Hello,
I recently read an article on backdoors in Signal from Free Software Foundation Europe (actually got it from https://lemmy.ml/post/47901).
Apparently, Signal relies on Google binary code for the location sharing feature. They say it’s possible to update that binary code during runtime, so that the next time Signal starts, it would run this code.
The code is then executed in the Signal process, which includes access to the Signal history database and the crypto keys
Now, we could always say that something like this wouldn’t be used against common people and would most likely be targeted at people like journalists, whistleblowers & other parties of concern. But, if Signal is recommended as a tool for everyone, shouldn’t this be considered?
I haven’t read the Signal-Android source myself and would like to know if this is an actual concern and is it still relevant now?
The following is a quoted content on Google Maps integration for location sharing feature.
---
Maps Integration
After selecting to share a location, Signal shows a small map with a pin on the selected location. After the map is loaded, a screenshot of it is sent as an image to the other side, together with some string describing the location.
The relevant thing here is the displaying of the map. This is done by embedding the MapView when displaying a conversation, and showing it up when there is something to show. This means the MapView is already initialized when opening a conversation in Signal. Critical about this is that the MapView view as used by Signal is just a wrapper that loads the actual MapView, by including code from the Google Play Services binary (which means code outside of the apk file you meant to use). This code is included by calling the createPackageContext-method together with the flags CONTEXT_INCLUDE_CODE and CONTEXT_IGNORE_SECURITY. The latter is a requirement as the android system would deny loading code from untrustworthy sources otherwise (for a good reason). The code is then executed in the Signal process, which includes access to the Signal history database and the crypto keys.
The Google Play Services binary can easily be updated in background through Google Play Store, even targeted to single users, and the updated code would become active inside Signal the moment you use it next time. Can it get worse? Yes. An apk update would be detectable to the user, but Google Play Services uses a dynamic module loading system (called Chimera and/or Dynamite) that seems to be capable of replacing the Maps implementation from a file not installed to the system, as long as it’s signed by Google. If it is possible for Google to push an update only for this module and remove it later, it might be possible for them to inject code into the Signal client that uploads your complete local chat history unencrypted and afterwards removes all signs of it’s existence.

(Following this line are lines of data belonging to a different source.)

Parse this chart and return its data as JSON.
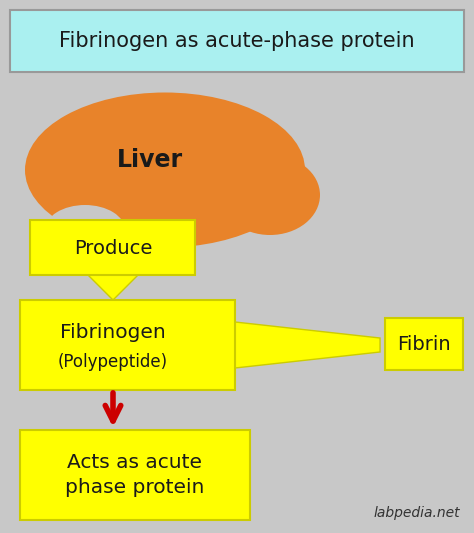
{
  "title": "Fibrinogen as acute-phase protein",
  "title_bg": "#aaf0f0",
  "title_color": "#1a1a1a",
  "bg_color": "#c8c8c8",
  "box_color": "#ffff00",
  "box_edge": "#cccc00",
  "liver_color": "#e8832a",
  "liver_label": "Liver",
  "produce_label": "Produce",
  "fibrinogen_line1": "Fibrinogen",
  "fibrinogen_line2": "(Polypeptide)",
  "fibrin_label": "Fibrin",
  "acts_label": "Acts as acute\nphase protein",
  "watermark": "labpedia.net",
  "arrow_red": "#cc0000"
}
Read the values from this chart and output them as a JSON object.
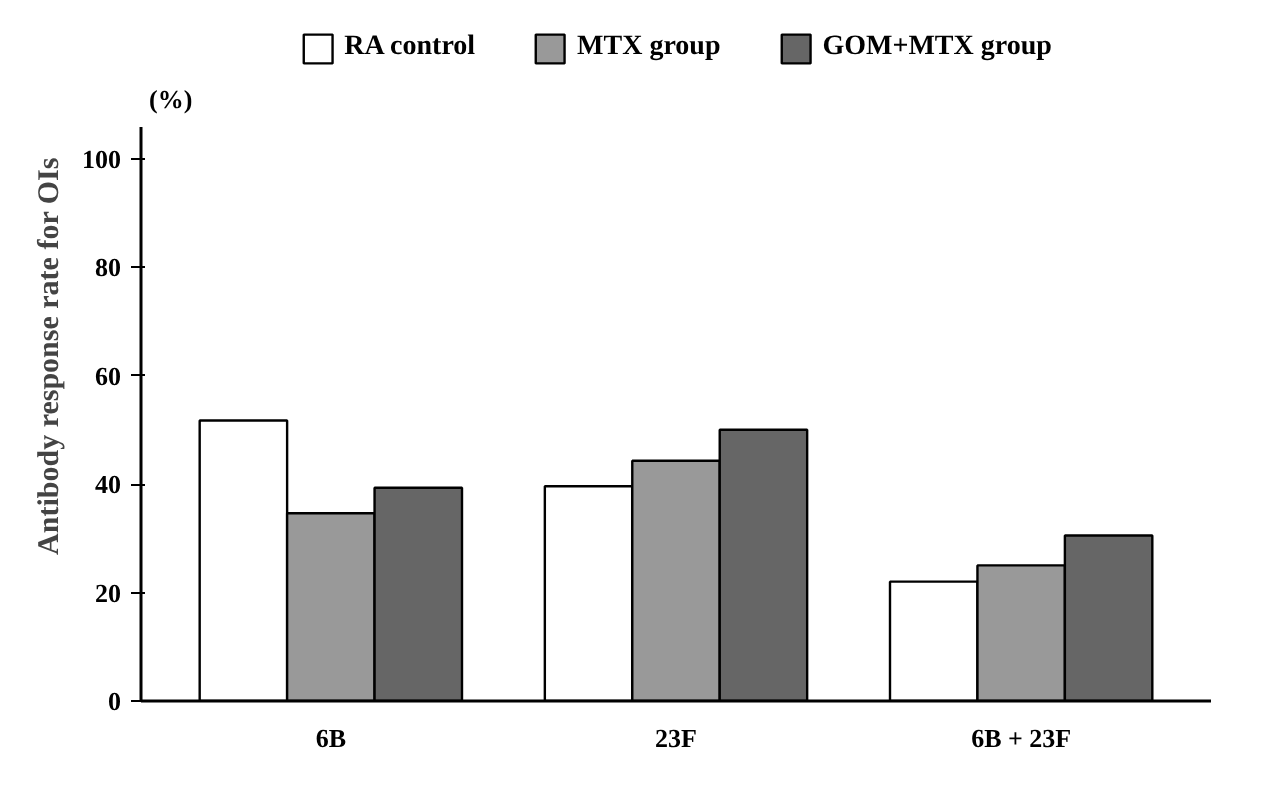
{
  "chart_data": {
    "type": "bar",
    "ylabel": "Antibody response rate for OIs",
    "categories": [
      "6B",
      "23F",
      "6B + 23F"
    ],
    "series": [
      {
        "name": "RA control",
        "color": "#ffffff",
        "values": [
          51.7,
          39.6,
          22
        ]
      },
      {
        "name": "MTX group",
        "color": "#999999",
        "values": [
          34.6,
          44.3,
          25
        ]
      },
      {
        "name": "GOM+MTX group",
        "color": "#666666",
        "values": [
          39.3,
          50,
          30.5
        ]
      }
    ],
    "ylim": [
      0,
      106
    ],
    "yticks": [
      0,
      20,
      40,
      60,
      80,
      100
    ],
    "grid": false,
    "legend": "top",
    "annotations": [
      "(%)"
    ]
  }
}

What does “seems to be able” mean? Well it’s hard to determine exactly. The relevant binary is highly obfuscated and thus hard to understand. Maybe someone wants to waste his time on this, but remember it can be changed in the next release again…
---
It seems like you can run Signal without any Google services and then the location picker will just not work.
I don’t want to defend Signal, but this looks a bit like a lazy short-cut with some security implications, but in the end it boils down to the fact that if you use an Android phone with the Google rootkit installed, no amount of hardening of the Signal app itself would help.
Pretty much, if some level of confidentiality is required, then a hardened Linux computer with 100% open source software running would be necessary, but even that requires audit from the user which is already exceedingly difficult and mentally exhausting.
Privacy/Security topic is some of the most convoluted discussion as far as IT field as a whole is concerned, because there are simply too many areas that have to be defended against and the chain is only as strong as it’s weakest link. (Hell, we have to start worrying about cell phone picking up cryptographic keys from CPU cache/RAM…)
At which point it can become too overwhelming.
Yeah can understand, for ex: when targeted individuals are considered, they probably would be using a de-googled version Android, so either the location services won’t work or, they will use clients like Molly-Foss.
I disagree, Signal markets itself as being very secure, so they shouldn’t take those kind of shortcuts (at least not without telling the user). And sure if your phone has Google apps that is already bad, but no excuse to make it worse and include more Google code.
Sure, but this “backdoor” can only be used by google, so the theat level is pretty much the same as with the Google stuff itself alone.